Tuesday, October 07, 2003
High Tech and Small Business in Demand
Software and IT-related firms: here's some good news. According to the Bureau of Labor Statistics, 8 of the 10 fastest-growing occupations in this decade will be technology based.

Here is the list of where the new jobs will be:

1. Computer software engineers, applications -- 380,000 jobs
2. Computer support specialists -- 490,000 jobs
3. Computer software engineers, systems software -- 284,000 jobs
4. Network and computer systems administrators -- 187,000 jobs
5. Network systems and data communications analysts -- 92,000 jobs
6. Desktop publishers -- 25,000 jobs
7. Database administrators -- 70,000 jobs
8. Personal- and home-care aides -- 258,000 jobs
9. Computer systems analysts -- 258,000 jobs
10. Medical assistants -- 187,000 jobs

But--as a report on MSN Money points out, this demand for high tech may be offset by the trend in high tech jobs moving offshore, to places like India. Click here to read more.

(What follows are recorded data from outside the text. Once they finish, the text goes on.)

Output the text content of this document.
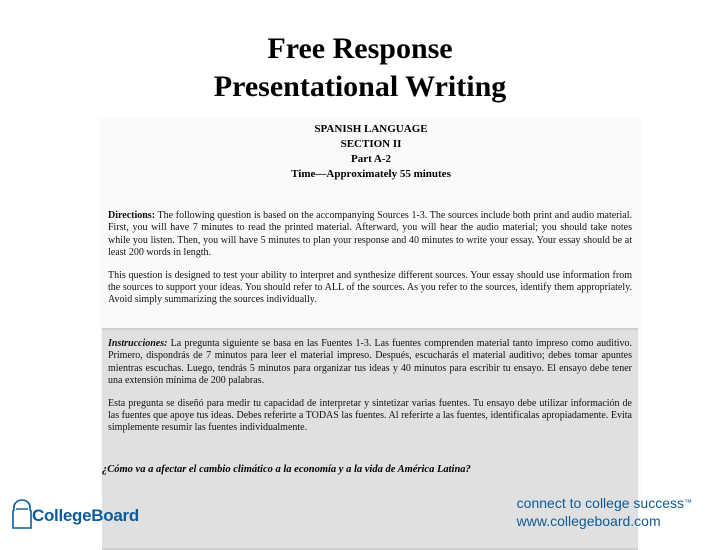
Free Response
Presentational Writing
SPANISH LANGUAGE
SECTION II
Part A-2
Time—Approximately 55 minutes

Directions: The following question is based on the accompanying Sources 1-3. The sources include both print and audio material. First, you will have 7 minutes to read the printed material. Afterward, you will hear the audio material; you should take notes while you listen. Then, you will have 5 minutes to plan your response and 40 minutes to write your essay. Your essay should be at least 200 words in length.

This question is designed to test your ability to interpret and synthesize different sources. Your essay should use information from the sources to support your ideas. You should refer to ALL of the sources. As you refer to the sources, identify them appropriately. Avoid simply summarizing the sources individually.

Instrucciones: La pregunta siguiente se basa en las Fuentes 1-3. Las fuentes comprenden material tanto impreso como auditivo. Primero, dispondrás de 7 minutos para leer el material impreso. Después, escucharás el material auditivo; debes tomar apuntes mientras escuchas. Luego, tendrás 5 minutos para organizar tus ideas y 40 minutos para escribir tu ensayo. El ensayo debe tener una extensión mínima de 200 palabras.

Esta pregunta se diseñó para medir tu capacidad de interpretar y sintetizar varias fuentes. Tu ensayo debe utilizar información de las fuentes que apoye tus ideas. Debes referirte a TODAS las fuentes. Al referirte a las fuentes, identifícalas apropiadamente. Evita simplemente resumir las fuentes individualmente.

¿Cómo va a afectar el cambio climático a la economía y a la vida de América Latina?
CollegeBoard
connect to college success™
www.collegeboard.com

So, if there is demand for high tech, but it is moving offshore, then where is the opportunity for enterprising Americans?

According to the article, one source of export-proof jobs may be in small businesses. Even though payroll figures suggest 1.1 Million jobs were lost since 2001, another set of figures--measuring household employment--shows a gain of 1.4 Million jobs.

Why the discrepancy? Well, the payroll numbers don't pick up self-employed and very small, entrepreneurial businesses. The household tallies do, and they paint a picture of how America is being employed these days. More and more, it is in small and entrepreneurial businesses.

One takeaway: marry the demand for high tech with the trend for ever smaller businesses, and maybe that's where the opportunity for some enterprising individuals lies.